2These payments, while affected by wage-price controls, were intended to change in 1971-72 to take into account cost of living differences in different areas of Alaska and to decrease the incentive for parents to board large numbers of students by reducing payments for more than two students. Placing two students together is desirable since they provide emotional support for each other, but placing large numbers of students in a home usually places too great a strain on the household and prevents parents from giving sufficient attention to each student.
3Upon the recommendations of a psychiatrist who worked with the Boarding Home Program, this policy is being changed. Students with severe social and emotional problems, as determined by psychiatric examination during a boarding home year, will not be admitted to the program in following years.

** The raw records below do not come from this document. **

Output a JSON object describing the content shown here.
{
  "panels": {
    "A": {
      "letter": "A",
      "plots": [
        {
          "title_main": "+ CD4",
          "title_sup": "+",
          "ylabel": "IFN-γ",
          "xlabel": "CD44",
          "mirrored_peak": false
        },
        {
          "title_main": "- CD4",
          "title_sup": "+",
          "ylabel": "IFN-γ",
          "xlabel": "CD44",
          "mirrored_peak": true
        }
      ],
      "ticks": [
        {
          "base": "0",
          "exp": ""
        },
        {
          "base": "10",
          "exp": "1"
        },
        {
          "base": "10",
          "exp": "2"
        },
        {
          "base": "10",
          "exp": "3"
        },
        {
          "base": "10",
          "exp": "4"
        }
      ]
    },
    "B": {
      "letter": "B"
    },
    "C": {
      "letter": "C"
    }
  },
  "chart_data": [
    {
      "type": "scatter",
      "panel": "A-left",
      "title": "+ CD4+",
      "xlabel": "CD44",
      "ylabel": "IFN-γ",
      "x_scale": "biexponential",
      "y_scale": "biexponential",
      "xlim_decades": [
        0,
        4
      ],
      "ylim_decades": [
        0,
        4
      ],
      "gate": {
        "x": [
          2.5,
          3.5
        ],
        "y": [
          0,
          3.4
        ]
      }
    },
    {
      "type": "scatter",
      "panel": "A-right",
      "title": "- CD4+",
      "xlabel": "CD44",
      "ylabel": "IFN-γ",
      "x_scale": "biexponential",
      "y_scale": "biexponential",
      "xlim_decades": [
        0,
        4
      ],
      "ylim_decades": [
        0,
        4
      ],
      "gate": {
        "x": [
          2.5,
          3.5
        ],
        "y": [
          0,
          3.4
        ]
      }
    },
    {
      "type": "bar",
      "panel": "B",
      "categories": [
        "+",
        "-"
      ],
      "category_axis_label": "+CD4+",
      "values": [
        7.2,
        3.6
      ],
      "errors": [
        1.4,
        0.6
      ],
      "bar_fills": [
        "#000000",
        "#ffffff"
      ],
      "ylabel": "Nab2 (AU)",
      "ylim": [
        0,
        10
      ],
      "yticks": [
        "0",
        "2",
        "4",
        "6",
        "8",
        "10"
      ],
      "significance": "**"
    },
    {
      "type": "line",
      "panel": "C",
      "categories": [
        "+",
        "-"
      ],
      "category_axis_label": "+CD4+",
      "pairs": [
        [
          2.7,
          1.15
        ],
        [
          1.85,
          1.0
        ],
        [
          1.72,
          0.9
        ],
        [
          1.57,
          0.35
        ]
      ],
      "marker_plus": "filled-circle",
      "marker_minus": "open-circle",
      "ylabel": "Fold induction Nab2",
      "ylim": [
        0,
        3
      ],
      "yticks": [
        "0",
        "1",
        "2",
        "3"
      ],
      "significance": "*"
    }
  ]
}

4In this study as well, 46 Anchorage Boarding Home Program students who showed a low verbalhigh performance intelligence test score pattern were given intelligence tests at the beginning and end of the year (Peterson, 1971). These tests indicated an average growth of 7 points in I.Q. scores (see Appendix I, Table I-1). Greatest gains occurred in the vocabulary, comprehension, arithmetic, and block design sub-tests. These results cannot be used to more than suggest possible effects of Boarding Home Program experience in removing cultural bias deficits from intelligence test performance because of the statistical problem of regression toward the mean. Students selected because they score very low on a particular test such as verbal intelligence will generally score higher on a re-test because of chance factors.